Bielefeld: Ortega Moreno - Dick (84. Staude), Weigelt, Salger, Hartherz - Massimo (56. Hemlein), Prietl, Schütz (74. Weihrauch), Kerschbaumer - Klos, Voglsammer

Sandhausen: Schuhen - Seegert, Karl, Roßbach - Klingmann, Linsmayer, Kulovits, Paqarada (43. Jansen) - Gislason (89. Aygünes), Sukuta Pasu, Vollmann (53. Daghfous)

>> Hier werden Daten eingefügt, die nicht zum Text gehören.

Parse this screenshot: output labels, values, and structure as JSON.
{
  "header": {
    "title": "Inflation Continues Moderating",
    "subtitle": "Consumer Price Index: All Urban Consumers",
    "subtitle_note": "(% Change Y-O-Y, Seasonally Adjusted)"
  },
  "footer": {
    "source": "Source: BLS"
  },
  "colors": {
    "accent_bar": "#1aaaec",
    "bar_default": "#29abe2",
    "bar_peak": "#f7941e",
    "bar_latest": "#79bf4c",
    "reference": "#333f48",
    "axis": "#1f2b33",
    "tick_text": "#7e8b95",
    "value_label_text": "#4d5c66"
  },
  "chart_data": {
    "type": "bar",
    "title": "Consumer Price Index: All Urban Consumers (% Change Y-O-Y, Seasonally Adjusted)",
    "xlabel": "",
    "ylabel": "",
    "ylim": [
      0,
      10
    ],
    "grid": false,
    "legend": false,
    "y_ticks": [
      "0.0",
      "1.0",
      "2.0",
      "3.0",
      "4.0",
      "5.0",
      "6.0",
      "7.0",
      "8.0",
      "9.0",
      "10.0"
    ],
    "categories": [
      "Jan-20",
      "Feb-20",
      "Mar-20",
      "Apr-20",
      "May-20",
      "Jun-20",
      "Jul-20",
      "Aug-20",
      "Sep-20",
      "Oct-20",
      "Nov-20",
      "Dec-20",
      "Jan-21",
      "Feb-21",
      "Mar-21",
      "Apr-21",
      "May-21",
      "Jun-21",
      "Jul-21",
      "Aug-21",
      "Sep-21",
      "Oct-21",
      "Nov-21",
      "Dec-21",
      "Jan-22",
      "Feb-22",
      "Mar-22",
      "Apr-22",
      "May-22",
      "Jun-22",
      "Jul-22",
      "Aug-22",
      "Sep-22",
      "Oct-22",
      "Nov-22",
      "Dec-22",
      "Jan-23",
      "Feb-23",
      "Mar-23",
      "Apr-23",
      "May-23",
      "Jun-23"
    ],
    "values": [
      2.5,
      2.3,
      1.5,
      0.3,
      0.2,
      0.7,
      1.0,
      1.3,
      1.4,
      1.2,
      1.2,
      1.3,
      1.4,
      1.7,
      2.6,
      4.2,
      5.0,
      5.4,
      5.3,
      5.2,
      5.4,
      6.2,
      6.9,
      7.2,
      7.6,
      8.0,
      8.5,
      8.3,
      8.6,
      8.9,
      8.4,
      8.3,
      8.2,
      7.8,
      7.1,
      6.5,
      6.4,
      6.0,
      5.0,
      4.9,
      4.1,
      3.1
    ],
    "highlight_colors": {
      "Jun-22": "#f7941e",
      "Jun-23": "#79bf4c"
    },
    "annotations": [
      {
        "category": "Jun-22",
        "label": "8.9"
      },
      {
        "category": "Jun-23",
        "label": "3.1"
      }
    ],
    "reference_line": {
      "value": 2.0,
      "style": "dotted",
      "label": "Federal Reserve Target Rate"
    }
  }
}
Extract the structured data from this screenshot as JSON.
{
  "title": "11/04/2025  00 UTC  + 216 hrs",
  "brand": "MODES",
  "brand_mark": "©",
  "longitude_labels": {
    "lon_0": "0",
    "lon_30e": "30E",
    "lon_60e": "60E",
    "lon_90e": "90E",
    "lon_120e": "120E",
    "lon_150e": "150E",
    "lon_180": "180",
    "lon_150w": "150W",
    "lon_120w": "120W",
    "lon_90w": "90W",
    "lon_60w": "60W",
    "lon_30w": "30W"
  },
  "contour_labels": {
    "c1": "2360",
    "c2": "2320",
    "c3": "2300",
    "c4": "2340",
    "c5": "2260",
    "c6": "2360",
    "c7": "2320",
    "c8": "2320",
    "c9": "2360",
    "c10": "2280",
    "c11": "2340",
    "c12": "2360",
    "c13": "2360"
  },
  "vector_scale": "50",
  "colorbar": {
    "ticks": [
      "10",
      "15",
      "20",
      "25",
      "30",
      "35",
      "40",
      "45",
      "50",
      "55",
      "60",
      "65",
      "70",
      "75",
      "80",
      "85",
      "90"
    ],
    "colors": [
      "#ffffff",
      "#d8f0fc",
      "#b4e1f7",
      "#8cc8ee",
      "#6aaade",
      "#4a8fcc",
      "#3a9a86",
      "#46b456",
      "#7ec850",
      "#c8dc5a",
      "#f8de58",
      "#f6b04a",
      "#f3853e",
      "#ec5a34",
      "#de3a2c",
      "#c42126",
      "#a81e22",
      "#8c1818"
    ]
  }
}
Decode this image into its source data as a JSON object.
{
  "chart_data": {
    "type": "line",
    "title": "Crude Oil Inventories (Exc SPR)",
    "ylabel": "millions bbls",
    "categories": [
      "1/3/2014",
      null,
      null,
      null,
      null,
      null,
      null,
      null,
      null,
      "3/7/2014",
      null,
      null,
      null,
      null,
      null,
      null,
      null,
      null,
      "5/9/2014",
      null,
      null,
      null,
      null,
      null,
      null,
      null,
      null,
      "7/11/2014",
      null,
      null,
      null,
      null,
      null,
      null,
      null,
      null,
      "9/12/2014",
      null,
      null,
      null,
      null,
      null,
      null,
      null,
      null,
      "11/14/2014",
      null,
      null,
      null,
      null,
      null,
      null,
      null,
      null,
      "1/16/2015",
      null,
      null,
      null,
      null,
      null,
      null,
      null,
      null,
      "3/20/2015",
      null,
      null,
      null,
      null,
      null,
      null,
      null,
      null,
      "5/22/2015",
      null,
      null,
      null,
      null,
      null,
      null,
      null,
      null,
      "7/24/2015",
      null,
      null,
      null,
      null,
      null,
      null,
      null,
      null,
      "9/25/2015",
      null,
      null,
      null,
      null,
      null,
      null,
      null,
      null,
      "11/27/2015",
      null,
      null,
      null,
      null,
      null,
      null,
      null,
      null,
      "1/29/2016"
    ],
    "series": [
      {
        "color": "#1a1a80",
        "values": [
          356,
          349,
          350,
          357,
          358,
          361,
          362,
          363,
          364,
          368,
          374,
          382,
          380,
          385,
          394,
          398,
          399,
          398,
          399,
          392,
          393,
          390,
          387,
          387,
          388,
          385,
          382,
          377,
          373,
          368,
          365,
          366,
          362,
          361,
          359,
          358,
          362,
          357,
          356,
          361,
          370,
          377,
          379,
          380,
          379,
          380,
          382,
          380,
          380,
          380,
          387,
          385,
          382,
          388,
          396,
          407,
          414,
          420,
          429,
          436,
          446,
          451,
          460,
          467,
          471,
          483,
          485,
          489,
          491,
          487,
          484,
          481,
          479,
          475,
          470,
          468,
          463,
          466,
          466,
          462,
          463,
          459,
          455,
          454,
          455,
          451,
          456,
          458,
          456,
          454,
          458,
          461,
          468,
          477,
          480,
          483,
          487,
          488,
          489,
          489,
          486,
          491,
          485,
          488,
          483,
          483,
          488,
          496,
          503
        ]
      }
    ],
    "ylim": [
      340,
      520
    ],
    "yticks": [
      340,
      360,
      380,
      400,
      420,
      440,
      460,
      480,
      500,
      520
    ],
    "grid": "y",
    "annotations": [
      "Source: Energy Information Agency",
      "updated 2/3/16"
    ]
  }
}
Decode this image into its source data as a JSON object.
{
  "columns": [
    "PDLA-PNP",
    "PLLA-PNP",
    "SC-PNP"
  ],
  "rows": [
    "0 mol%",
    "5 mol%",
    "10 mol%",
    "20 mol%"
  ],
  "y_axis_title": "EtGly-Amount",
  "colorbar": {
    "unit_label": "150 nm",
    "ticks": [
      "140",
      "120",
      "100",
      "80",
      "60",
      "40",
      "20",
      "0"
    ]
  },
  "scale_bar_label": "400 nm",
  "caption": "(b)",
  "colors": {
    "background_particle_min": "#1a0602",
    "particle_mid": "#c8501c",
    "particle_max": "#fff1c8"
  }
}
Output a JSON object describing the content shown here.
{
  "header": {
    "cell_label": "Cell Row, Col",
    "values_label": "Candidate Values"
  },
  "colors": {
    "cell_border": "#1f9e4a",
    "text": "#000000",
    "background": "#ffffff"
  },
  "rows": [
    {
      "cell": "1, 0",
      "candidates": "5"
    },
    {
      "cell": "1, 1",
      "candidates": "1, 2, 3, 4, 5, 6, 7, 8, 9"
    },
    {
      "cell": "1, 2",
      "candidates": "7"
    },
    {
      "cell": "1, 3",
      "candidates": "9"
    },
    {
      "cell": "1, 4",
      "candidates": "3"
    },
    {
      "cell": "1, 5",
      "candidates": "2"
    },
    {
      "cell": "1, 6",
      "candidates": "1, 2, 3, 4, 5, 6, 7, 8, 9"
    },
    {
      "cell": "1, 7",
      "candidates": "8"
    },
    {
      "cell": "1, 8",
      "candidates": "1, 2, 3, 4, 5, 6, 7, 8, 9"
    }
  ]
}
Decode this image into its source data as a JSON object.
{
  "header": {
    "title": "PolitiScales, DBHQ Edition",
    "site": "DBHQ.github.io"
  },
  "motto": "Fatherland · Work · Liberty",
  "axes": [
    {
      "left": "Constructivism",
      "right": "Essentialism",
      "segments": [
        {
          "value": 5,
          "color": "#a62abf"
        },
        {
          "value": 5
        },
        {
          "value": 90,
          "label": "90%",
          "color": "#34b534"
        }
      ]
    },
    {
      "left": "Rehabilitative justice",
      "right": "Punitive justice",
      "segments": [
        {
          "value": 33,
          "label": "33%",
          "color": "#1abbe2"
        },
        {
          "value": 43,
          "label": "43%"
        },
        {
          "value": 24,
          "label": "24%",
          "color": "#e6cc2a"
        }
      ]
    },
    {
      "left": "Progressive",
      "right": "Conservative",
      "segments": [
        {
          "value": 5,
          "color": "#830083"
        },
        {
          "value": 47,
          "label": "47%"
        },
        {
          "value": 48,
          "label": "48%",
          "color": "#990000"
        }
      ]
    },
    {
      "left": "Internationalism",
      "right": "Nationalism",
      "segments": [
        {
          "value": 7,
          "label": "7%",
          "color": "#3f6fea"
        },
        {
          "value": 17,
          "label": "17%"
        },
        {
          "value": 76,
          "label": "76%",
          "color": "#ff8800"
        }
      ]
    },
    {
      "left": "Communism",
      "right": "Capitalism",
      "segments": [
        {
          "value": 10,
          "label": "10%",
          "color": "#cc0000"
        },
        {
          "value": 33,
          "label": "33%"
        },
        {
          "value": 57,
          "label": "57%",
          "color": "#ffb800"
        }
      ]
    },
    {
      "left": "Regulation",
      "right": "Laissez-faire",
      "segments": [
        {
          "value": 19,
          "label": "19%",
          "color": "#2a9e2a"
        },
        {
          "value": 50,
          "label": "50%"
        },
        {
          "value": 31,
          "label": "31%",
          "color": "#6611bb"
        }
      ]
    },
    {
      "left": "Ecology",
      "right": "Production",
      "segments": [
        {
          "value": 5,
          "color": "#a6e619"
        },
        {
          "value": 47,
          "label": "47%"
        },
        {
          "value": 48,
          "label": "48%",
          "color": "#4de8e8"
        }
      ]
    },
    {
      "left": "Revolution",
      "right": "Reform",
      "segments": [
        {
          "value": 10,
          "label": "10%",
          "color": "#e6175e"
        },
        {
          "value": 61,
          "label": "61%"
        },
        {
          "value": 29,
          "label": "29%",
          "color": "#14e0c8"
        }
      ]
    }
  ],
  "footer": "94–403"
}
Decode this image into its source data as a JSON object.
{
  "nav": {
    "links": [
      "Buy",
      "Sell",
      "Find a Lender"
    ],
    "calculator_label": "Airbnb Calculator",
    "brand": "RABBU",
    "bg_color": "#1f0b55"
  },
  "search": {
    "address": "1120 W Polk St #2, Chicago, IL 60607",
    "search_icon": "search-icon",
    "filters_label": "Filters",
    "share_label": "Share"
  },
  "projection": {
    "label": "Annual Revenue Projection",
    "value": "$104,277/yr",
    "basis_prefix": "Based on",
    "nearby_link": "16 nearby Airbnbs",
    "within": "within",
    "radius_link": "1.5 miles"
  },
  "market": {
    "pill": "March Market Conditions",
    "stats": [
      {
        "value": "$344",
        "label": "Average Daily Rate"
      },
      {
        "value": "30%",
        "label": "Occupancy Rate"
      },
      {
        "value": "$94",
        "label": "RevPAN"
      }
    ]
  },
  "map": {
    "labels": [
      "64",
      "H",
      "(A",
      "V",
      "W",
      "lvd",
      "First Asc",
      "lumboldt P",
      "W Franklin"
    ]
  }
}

Schiedsrichter: Benjamin Cortus (Röthenbach an der Pegnitz)

Zuschauer: 23.070

Tore: Fehlanzeige

Gelbe Karten: Schütz, Klos, Voglsammer / Roßbach, Kulovits

Gelb Rote Karte: -/ Sukuta Pasu (39.)

Kommentare

Mängel offen gelegt

Dieses Spiel hat schonungslos offen gelegt, wo zukünftig der Hebel angesetzt werden muß. Es sind die unübersehbaren technischen Mängel, die gegen gut verteidigende Mannschaften immer wieder zu Tage treten. Das Passspiel ist zu ungenau, die Bälle häufig so hart gespielt, dass die Verwertung aufgrund der limitierten Technik nicht gelingt. Und dann fehlt ein Spieler, der mal den direkten Weg in den Strafraum sucht und möglichst auch findet, ohne ständig am Gegner hängen zu bleiben.
Vor diesem Hintergrund ist mir auch nicht klar, warum man mit Salger einen frei werdenen Kaderplatz ohne Not blockieren will. Er ist für das, was man erreichen will, weder gut genug, noch entwicklungsfähig.

Saison fertig

Zum Glück ist die Saison jetzt zu Ende. Noch so ein Spiel hätte ich nicht ertragen.
Die Mannschaft wirkte in den entscheidenden Szenen meist unkonzentriert. Da war einiges dabei was schon in der Vergangenheit besser umgesetzt wurde. Die Pässe von Außen gingen zu oft schief. Am Ende fehlte dann auch noch das Glück, Aluminium zu vermeiden und einfach zu treffen. Am Ende kann man torlos nicht gewinnen. Und das ist auch gut so.
Ab jetzt blicken wir auf die nächste Saison. Ich hoffe auf gute Verstärkungen und einige fällige Abgänge, sowie eine gute Vorbereitung.
Danke für die gute Saison und besonders UUUULMMM und Dick alles gute auf dem weiteren Weg.